Bahlsen-Chef warnt vor AfD und Remigration

Deutschlands Eliten sind angesichts der zahlreichen Krisen im Land verstummt. Dass Bahlsen-Chef Alexander Kühnen vor einem politischen Wechsel und der AfD warnt, passt ins Bild. Linke Ideologie, Subventionsmentalität und Wählerapathie haben sich in Deutschland miteinander vermählt.

picture alliance/dpa | Michael Matthey

Der deutsche Mittelstand gilt als bodenständig, konservativ und standorttreu. Ein unverrückbares Bekenntnis zu den eigenen Mitarbeitern ist ebenso stilprägend für das klassische mittelständische Unternehmertum wie seine Fähigkeit, ideologischen Schindluder der Politik durch eigene Kreativität und Tatkraft wieder auszugleichen. Wenigstens galt diese Formel noch bis vor wenigen Jahren – sie galt bis zu dem Zeitpunkt, als Deutschland durch die Politik von Bundeskanzlerin Angela Merkel endgültig vom Pfad politischer Ratio abgebracht und auf die schiefe Ebene grün-sozialistischer Ideologie geführt wurde.

Seitdem zerfällt das Land – ökonomisch durch den Green Deal, kultur- und sicherheitspolitisch durch die Politik der offenen Grenzen. Man muss zugestehen: Die Saat der 68er sowie ihrer zahlreichen sozialistischen Nebenströmungen ist aufgegangen. Als Beobachter dieses Prozesses fragt man sich unwillkürlich: Wie konnte es geschehen, dass weder Eliten der Wirtschaft, des Kulturlebens oder der Wissenschaft die systematisch betriebene Erosion unseres gesellschaftlich-bürgerlichen Fundaments entscheidend aufhalten konnten?

Einen wichtigen Hinweis auf das seit Jahren gut dokumentierte veritable Elitenproblem unseres Landes gab der Geschäftsführer des Familienunternehmens Bahlsen, Alexander Kühnen, im Gespräch mit der Welt.

Eines vorweg: Kühnen nahm selbstverständlich nicht den immensen Bürokratenstaat oder die Steuerlasten zum Anlass einer überfälligen Manöverkritik. Auch die zerstörerische Energiepolitik oder gar die inzwischen als das vielleicht größte Täuschungsmanöver und Umverteilungsprogramm aller Zeiten entlarvte Klimapolitik waren bei der Welt ebenso wenig Thema wie die Frage nach dem Umgang mit geopolitischen Konflikten. Wie hält es Kühnen mit dem Ukrainekrieg oder der harten Linie Washingtons gegenüber der EU in Handelsfragen? Wären das nicht spannendere Themen gewesen, die in der deutschen Debatte grundsätzlich viel zu kurz kommen, als gratismutiges Moralpingpong über die AfD zu inszenieren?

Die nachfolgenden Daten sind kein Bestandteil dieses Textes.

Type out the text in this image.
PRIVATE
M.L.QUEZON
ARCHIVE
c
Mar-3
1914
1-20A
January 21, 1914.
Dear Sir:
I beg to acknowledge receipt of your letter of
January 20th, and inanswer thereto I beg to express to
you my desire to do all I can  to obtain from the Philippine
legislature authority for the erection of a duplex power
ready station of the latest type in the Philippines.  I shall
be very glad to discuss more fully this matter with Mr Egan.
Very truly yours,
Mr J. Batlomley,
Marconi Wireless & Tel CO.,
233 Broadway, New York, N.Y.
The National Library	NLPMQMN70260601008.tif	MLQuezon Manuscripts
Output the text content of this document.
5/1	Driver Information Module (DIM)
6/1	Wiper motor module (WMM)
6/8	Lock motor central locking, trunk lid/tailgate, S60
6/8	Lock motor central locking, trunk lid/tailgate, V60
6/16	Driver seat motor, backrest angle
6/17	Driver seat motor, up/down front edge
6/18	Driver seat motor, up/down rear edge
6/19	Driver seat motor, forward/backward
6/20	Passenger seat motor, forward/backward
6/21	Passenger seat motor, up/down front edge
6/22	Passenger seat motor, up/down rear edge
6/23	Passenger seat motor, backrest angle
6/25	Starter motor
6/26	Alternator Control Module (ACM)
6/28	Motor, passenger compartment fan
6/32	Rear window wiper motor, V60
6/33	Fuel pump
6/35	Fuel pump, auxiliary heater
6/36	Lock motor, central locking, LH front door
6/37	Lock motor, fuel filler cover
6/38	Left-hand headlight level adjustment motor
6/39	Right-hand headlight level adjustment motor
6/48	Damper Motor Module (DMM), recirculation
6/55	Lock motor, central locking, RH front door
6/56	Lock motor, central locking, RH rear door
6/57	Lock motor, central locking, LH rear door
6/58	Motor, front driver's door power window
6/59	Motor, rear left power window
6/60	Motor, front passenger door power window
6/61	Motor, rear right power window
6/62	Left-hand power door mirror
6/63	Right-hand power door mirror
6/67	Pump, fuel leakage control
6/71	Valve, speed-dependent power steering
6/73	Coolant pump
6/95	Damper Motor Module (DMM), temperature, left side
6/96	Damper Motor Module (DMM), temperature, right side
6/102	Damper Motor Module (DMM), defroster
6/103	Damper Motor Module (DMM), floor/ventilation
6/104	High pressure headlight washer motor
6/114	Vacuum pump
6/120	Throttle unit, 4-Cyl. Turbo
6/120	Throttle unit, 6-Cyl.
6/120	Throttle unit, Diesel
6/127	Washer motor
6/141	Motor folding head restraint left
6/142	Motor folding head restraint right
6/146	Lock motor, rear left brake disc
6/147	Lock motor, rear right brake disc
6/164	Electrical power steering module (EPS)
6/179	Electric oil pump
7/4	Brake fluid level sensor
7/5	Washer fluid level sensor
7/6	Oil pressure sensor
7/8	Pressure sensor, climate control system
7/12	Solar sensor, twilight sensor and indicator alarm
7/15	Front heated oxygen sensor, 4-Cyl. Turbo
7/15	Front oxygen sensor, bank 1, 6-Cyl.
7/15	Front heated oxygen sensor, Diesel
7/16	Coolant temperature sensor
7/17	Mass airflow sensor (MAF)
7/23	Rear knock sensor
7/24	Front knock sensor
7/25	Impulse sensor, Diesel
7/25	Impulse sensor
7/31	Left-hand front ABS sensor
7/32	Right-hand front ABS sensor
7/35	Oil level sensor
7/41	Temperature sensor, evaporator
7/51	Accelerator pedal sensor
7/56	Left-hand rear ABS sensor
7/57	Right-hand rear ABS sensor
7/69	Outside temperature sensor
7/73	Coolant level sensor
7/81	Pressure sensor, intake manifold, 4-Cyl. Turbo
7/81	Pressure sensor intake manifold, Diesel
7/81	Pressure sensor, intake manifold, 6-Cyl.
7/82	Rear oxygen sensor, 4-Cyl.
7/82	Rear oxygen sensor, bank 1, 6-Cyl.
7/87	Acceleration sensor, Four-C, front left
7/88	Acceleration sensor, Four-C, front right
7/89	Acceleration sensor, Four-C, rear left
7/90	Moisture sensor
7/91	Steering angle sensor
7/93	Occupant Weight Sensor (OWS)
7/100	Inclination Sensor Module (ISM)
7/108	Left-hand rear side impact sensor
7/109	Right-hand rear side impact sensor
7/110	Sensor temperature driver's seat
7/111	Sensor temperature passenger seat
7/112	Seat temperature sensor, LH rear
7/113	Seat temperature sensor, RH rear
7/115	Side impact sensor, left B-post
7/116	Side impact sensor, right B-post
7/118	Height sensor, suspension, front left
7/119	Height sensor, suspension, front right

Der Umgang mit der konservativen Opposition folgt dem Drehbuch einer typisch deutschen Zeitgeistdebatte: Zäh, unerquicklich, vorhersehbar. Kühnen versucht im Gespräch gleich auf mehreren Ebenen eine Realität zu zeichnen, die auffallend präzise der ideologischen Kampflinie der Brandmauerparteien entspricht. Deren unerbittliche Strategie im Kampf gegen die AfD dient allerdings dem Zweck, harte politische Konkurrenz auszuschalten, bevor sich diese im eigenen Beritt der Macht etablieren kann. Sollte Kühnen diese Ellbogenmentalität als Firmenchef vom internationalen Markt, auf dem bekanntlich ein rauer Wind weht, nicht vertraut sein? Politik ist am Ende doch auch nur Business: Marketing in eigener Sache, auf der Jagd nach Einfluss, Posten und Pensionen.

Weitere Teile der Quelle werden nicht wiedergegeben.